Alan Holland, Business Unit Director for Greater London at SEGRO, commented: “We support the NLA’s call for a more joined up approach to London’s future provision of industrial and logistic space.  The WRK/ LDN study resonates with SEGRO’s own independent research, principally in relation to the need to protect London’s supply of light industrial and urban logistics space. Since 2001, 1,305 ha of industrial land has been released to non-industrial use and this rate of loss is accelerating. Continuing low vacancy rates, together with structural changes in consumer behaviours has led to occupiers seeking to modernise their supply chains, particularly in the area of last mile delivery, and we expect this trend to continue.”

Festus Moffat, Director at John Robertson Architects, commented: “London’s greatest strength is it connections, socially, digitally and physically and for the majority of Londoners commuting is significant part of our work life. We believe that the next version of the London Plan puts an emphasis on the development of transport nodes and the areas around them to provide London with a connected future.”

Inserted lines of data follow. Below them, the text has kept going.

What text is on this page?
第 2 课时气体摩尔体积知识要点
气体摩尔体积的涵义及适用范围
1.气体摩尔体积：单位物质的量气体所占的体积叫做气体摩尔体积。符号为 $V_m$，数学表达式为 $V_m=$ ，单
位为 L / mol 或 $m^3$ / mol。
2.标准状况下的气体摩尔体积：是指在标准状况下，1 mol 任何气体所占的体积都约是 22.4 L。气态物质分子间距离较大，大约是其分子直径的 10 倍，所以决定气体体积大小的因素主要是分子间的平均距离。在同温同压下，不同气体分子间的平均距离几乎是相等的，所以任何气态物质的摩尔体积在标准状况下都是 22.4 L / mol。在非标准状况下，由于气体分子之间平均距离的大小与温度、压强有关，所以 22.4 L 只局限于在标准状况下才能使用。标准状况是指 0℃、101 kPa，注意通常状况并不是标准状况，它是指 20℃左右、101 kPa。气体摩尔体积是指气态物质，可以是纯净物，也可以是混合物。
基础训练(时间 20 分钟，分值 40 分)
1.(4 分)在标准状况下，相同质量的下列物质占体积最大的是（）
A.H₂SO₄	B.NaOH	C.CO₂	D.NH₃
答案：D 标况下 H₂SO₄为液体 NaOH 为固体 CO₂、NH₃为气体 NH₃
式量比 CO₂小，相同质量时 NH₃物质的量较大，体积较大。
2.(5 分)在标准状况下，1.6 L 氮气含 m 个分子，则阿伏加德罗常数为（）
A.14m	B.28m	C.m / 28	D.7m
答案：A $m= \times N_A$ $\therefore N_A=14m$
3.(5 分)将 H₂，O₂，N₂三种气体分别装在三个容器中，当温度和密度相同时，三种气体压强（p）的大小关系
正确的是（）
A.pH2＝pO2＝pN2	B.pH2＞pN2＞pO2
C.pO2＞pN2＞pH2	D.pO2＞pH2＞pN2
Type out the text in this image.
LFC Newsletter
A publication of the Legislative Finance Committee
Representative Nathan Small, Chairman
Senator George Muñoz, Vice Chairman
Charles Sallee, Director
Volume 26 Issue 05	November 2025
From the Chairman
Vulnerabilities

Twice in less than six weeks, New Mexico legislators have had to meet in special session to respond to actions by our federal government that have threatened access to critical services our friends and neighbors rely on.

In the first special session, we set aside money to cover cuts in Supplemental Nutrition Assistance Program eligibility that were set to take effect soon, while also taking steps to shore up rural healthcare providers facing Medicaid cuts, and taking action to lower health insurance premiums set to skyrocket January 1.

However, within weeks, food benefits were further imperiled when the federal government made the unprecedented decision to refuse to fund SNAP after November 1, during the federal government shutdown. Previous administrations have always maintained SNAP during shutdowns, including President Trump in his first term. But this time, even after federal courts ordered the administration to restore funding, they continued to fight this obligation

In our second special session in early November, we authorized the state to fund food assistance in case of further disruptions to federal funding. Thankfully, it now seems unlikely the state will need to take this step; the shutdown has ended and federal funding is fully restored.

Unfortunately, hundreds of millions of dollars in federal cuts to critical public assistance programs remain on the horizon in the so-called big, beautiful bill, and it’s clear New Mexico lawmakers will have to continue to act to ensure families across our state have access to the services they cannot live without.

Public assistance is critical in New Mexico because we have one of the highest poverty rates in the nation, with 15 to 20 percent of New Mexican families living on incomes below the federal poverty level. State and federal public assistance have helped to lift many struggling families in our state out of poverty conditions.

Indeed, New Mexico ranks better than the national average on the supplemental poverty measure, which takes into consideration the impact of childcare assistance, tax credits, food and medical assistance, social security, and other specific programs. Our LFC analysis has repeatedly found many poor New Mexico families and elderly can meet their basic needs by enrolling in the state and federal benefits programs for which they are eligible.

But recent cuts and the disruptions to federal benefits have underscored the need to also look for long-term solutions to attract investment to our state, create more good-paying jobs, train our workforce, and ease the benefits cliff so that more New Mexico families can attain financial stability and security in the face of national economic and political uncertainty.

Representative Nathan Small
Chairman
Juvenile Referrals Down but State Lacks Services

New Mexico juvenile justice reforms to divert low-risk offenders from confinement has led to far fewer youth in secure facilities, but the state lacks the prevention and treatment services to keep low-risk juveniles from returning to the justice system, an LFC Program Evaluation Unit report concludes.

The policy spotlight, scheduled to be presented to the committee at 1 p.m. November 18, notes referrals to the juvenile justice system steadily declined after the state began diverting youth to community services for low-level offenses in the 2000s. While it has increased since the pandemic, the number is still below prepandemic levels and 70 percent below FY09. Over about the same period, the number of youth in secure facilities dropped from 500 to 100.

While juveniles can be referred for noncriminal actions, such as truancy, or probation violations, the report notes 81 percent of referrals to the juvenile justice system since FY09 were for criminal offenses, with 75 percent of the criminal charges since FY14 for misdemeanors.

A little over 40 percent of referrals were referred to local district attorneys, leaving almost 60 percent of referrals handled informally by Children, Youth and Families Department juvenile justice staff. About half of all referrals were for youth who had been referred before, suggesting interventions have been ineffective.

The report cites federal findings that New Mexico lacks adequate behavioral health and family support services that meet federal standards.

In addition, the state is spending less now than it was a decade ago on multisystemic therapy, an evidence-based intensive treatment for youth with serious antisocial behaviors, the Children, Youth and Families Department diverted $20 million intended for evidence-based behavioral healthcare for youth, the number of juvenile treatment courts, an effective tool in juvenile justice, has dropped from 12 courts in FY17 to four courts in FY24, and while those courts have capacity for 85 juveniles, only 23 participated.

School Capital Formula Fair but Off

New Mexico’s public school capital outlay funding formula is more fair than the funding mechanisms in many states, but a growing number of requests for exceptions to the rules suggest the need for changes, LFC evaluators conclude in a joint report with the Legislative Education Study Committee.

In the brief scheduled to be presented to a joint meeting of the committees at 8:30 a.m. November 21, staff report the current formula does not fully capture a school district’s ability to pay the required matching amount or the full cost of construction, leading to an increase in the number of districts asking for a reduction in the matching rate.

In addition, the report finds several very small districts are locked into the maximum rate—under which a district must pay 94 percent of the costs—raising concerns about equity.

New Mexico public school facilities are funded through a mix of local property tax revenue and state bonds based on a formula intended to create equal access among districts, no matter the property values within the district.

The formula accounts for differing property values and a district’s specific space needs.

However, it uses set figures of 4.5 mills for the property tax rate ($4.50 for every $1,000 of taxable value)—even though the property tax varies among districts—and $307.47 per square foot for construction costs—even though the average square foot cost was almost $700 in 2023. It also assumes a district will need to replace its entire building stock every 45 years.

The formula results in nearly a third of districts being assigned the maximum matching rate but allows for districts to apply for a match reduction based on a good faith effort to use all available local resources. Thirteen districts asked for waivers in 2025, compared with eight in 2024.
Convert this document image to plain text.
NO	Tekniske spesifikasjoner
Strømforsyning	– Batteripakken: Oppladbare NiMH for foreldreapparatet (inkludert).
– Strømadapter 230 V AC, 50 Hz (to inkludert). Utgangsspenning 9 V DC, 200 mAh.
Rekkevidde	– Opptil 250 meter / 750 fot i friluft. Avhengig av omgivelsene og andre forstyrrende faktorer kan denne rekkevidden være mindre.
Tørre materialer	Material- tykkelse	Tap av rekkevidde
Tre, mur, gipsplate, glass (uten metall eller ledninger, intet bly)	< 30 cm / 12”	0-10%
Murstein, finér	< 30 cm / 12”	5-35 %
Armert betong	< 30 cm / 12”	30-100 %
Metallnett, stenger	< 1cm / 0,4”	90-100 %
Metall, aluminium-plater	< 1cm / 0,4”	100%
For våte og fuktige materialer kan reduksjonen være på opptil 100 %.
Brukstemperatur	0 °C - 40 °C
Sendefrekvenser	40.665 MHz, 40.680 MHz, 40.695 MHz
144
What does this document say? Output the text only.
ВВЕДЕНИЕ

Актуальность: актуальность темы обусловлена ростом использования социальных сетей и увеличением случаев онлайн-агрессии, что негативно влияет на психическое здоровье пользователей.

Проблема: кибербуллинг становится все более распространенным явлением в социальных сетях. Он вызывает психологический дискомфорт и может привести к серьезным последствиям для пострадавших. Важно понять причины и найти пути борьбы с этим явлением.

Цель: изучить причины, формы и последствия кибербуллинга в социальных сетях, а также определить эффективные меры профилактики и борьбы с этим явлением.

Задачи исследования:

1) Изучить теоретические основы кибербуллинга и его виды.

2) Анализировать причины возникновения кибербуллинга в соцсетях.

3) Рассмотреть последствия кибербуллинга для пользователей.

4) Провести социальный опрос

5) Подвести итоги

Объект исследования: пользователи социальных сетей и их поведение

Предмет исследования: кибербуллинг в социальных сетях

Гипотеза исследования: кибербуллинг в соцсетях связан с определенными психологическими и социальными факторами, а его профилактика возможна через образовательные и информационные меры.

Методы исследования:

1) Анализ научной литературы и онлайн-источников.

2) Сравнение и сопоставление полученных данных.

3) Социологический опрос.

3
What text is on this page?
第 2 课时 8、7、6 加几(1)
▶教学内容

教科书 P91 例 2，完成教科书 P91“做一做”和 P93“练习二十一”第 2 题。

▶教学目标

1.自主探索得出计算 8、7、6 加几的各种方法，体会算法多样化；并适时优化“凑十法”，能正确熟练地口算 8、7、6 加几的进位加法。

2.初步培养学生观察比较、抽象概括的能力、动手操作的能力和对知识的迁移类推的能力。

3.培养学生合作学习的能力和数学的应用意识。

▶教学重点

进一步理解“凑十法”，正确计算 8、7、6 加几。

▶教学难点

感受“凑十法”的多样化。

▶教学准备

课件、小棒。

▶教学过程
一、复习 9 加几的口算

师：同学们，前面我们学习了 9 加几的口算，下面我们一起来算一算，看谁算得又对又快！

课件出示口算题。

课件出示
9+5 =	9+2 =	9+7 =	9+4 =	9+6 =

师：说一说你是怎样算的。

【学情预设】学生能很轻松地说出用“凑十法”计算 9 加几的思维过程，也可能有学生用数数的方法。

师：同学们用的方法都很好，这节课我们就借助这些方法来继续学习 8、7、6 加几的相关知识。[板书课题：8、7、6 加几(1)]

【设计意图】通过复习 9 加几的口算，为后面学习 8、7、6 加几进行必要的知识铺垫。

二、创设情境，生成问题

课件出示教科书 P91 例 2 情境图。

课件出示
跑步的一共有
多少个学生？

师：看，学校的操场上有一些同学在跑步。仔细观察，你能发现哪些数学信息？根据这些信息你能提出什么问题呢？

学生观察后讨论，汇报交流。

The exhibition, WRK / LDN, will open at NLA in The Building Centre in Bloomsbury today, 13 October. Exploring the issues facing London workers, and highlighting the future areas for growth across the capital, the exhibition creates a pop-up working space and showcases future growth areas and current exemplar schemes, as well as providing additional recommendations for how we should secure the future of London’s economy. A programme of related events will run until mid-December, debating the key themes to come out of the insight study.